Quand on rentre chez soi, délivré de la rue
Quand on rentre chez soi, délivré de la rue,
Aux fins d’automne où, gris cendré, le soir descend
Avec une langueur qu’il n’a pas encore eue,
La chambre vous accueille alors tel qu’un absent…
Un absent cher, depuis longtemps séparé d’elle,
Dont le visage aimé dormait dans le miroir ;
Ô chambre délaissée, ô chambre maternelle
Qui, toute seule, eût des tristesses de parloir.
Mais pour l’enfant prodigue elle n’a que louanges…
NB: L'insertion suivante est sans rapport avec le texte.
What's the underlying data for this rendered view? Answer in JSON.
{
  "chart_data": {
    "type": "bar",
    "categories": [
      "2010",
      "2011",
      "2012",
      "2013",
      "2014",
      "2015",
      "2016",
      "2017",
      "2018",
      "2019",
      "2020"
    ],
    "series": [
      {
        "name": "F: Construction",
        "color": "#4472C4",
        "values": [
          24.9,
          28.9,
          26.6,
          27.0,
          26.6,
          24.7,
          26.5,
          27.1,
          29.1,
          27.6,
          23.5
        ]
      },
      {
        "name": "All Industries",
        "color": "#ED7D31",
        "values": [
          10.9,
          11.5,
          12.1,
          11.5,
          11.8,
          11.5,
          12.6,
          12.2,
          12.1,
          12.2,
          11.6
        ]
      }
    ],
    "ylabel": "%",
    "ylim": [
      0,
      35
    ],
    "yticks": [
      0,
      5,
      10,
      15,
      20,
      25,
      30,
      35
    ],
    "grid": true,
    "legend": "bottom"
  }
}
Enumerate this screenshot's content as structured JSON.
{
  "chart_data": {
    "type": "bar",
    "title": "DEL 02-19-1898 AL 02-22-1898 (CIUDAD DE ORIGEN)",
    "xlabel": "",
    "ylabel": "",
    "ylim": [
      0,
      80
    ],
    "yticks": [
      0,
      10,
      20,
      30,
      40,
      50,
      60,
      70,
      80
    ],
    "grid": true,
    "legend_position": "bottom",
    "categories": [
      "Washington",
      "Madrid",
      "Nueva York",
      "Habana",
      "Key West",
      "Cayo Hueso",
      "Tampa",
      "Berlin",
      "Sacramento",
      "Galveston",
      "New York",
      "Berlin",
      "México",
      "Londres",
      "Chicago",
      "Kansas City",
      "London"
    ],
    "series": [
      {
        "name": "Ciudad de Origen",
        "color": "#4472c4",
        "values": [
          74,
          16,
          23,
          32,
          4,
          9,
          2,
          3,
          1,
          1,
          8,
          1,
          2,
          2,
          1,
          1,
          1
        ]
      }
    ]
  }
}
L’ombre remue au long des murs silencieux :
C’est le soir nouveau-né qui bouge dans ses langes ;
Les lampes doucement s’ouvrent comme des yeux,
Comme les yeux de la chambre, pleins de reproche
Pour celui qui chercha dehors un bonheur vain ;
Et les plis des rideaux, qu’un frisson lent rapproche,
Semblent parler entre eux de l’absent qui revint.
La chambre fait accueil ; et le miroir lucide
Pour l’absent qui s’y mire, est soudain devenu
Son portrait-grâce à quoi lui-même il élucide
Tant de choses sur son visage mieux connu,
Des choses de son âme obscure qui s’avère
Dans ce visage à la dérive où transparaît
Son identité vraie au fil nu du portrait,
Pastel qui dort dans le miroir comme sous verre!